Piejs reprit la communication avec le front.
« Dar’stricen, c’est Piejs, fit-il en laissant de côté tout code militaire. Il reste un terroriste avec les otages, où en êtes-vous ?
- On a enfoncé leur ligne défensive, on devrait pouvoir balayer rapidement les survivants. Tiens, goûte ! ‘Scuse-moi, Piejs, y en avait qui m’agaçait depuis tout à l’heure, à se cacher derrière son muret. Il fait moins le malin maintenant qu’il a pris un missile dans la gueule ! »
Sheon courait aussi vite que possible. Son fusil était maintenant monté et il l’avait coincé contre son épaule, prêt à faire feu. Il avait repéré tantôt un point, en surplomb, d’où il pouvait apercevoir le sol de la zone de tir, mais il lui fallait gravir une pente à la vitesse de l’éclair. À tout moment, le terroriste restant pouvait abattre un otage, si ça n’était pas déjà fait. Enfin, le cyborg arriva à son poste de tir : il se retourna et braqua son arme sur le bâtiment, juste à temps pour voir sa cible s’écrouler au sol, surplombé par l’un des otages, la main crépitant d’éclairs.
« Officier, ici Solitaire. La salle est dégagée. Le Seigneur Tyrus s’est occupé du rebelle restant. »
Au même moment, une voix rugit dans l’écouteur de Piejs, lui vrillant les tympans.
« Soon ! Voleur ! Il était pour moi, celui-là ! »
Piejs retira précipitamment l’écouteur, sous l’œil amusé de Tainer.
« Dar’stricen, ici Kell. Avez-vous fini ?
- Ouaip, on a eu le dernier, mais il était à moi ! Genre je le poursuis pendant cinq minutes, je l’accule contre un mur… *raclement de gorge* enfin, je veux dire, je le bloque contre un mur. Et là, l’autre arrive la bouche en cœur et il balance un vieux coup de Force à la noix. Il me prend pour un peintre ou quoi ?
- La salle des otages a été nettoyée, vous pouvez aller chercher nos hommes.

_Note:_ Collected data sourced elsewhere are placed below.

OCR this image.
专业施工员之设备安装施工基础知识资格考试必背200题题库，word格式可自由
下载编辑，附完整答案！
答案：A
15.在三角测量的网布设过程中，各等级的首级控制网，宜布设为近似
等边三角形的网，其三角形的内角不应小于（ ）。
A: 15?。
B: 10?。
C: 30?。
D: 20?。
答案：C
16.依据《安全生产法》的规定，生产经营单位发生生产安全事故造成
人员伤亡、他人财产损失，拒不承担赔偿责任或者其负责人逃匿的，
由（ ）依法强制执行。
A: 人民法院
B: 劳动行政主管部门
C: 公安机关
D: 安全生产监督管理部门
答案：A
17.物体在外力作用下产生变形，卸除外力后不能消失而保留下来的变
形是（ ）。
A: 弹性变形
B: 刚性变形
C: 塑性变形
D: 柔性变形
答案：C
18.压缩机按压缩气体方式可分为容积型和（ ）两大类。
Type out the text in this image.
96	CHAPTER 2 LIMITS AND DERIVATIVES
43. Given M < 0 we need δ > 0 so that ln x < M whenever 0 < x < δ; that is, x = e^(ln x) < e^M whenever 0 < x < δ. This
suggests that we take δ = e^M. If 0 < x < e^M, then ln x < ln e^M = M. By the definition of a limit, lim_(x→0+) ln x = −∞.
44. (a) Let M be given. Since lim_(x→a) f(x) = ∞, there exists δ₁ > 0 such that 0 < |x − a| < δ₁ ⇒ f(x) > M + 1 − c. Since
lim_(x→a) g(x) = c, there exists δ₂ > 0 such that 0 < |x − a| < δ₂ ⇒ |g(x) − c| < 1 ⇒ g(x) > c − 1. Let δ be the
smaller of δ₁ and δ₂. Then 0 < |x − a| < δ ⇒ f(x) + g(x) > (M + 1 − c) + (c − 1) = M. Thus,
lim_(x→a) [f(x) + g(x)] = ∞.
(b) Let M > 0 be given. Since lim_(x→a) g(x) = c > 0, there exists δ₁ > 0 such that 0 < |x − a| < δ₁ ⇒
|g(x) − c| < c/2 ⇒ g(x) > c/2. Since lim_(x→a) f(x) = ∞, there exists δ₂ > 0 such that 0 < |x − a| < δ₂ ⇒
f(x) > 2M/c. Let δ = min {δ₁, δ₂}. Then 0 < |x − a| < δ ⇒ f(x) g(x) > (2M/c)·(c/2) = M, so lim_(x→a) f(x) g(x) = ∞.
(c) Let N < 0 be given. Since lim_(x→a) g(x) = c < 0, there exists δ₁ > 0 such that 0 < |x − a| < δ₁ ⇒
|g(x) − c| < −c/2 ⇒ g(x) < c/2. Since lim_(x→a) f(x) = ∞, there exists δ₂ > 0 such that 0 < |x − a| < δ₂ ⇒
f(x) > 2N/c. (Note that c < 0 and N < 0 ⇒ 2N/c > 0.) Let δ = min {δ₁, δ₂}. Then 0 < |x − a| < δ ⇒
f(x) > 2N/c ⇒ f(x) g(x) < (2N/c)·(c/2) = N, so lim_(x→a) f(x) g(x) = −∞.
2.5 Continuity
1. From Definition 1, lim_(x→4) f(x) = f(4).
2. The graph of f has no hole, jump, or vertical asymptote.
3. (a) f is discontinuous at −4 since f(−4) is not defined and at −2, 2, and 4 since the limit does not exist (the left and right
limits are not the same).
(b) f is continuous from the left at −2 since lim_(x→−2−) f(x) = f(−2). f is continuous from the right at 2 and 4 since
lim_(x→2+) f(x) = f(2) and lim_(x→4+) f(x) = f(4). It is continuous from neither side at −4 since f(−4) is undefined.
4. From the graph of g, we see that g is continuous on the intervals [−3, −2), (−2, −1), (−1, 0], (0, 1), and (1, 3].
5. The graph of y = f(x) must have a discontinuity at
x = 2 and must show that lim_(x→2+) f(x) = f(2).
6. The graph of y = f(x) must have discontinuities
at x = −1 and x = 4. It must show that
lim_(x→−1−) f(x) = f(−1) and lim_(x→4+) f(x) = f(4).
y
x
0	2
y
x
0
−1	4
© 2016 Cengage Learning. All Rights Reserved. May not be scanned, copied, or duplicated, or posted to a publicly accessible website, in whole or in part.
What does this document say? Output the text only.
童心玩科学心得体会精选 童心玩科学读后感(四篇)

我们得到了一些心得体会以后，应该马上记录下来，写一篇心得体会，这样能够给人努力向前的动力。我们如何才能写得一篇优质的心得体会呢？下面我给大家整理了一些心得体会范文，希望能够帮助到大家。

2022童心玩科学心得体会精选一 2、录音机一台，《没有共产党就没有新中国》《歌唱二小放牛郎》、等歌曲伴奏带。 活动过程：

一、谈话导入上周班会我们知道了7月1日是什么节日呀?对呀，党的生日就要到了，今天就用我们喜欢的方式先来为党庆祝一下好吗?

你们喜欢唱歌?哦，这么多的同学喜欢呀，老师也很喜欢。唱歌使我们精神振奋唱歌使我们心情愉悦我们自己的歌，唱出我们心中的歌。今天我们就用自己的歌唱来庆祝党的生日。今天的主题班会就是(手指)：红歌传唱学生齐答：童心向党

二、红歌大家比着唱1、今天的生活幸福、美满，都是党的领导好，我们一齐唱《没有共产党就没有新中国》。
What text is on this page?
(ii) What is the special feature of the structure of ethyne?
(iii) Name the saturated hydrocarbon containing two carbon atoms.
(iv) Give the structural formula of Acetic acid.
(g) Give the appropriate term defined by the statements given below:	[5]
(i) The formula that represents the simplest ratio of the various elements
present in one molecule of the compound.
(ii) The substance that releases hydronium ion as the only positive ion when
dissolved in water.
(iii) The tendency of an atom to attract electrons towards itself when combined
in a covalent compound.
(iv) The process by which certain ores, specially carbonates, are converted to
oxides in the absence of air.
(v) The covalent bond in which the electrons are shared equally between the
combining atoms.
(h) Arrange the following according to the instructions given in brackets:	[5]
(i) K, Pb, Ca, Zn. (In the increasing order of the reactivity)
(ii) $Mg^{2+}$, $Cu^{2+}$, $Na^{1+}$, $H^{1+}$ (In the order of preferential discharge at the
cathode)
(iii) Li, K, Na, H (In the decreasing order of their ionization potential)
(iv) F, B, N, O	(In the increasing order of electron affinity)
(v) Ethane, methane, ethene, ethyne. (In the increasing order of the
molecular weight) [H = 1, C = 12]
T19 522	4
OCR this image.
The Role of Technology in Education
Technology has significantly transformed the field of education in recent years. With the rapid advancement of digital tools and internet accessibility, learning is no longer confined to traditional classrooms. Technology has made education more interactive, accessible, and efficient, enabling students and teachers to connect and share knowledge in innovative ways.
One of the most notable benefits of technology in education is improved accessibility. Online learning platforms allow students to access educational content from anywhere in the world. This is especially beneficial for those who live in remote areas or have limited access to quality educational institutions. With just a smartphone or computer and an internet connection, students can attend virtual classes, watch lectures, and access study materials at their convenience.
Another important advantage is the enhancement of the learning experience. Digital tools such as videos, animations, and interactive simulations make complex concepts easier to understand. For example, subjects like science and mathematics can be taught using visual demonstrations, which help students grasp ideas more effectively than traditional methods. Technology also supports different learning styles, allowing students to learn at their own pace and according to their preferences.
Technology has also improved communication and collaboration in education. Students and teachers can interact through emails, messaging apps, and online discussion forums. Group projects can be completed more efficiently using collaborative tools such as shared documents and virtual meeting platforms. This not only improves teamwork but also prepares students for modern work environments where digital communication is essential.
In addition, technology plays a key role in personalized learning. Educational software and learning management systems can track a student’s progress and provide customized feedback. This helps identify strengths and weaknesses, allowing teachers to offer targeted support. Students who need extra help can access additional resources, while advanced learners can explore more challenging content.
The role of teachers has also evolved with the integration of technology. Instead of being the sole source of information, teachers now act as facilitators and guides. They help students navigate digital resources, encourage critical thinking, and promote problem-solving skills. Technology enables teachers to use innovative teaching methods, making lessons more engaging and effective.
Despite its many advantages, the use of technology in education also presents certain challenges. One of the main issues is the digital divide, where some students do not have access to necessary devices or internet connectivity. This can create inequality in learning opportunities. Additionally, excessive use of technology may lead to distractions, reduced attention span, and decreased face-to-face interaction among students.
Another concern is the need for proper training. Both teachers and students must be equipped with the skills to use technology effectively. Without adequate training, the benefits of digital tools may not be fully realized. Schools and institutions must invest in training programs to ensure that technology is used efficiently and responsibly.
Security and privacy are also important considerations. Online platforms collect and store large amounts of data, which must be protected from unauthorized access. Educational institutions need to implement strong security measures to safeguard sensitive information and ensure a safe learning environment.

- Ça roule ! J’entre dans la salle. Oh, non, merde… »
Piejs reprit la communication précipitamment.
« Quoi, que se passe-t-il ?
- Les otages… Ils sont… Ils les ont tous… laissés en vie ! Ahahah, j’aurais bien aimé voir vos têtes, ça devait être magique ! Bon, je vous fais un paquet cadeau ou c’est pour les utiliser tout de suite ? »
Ainsi se déroula le premier fait d’armes de Sheon, qui allait lui permettre de se faire un nom au sein de la Section Wampa XXI.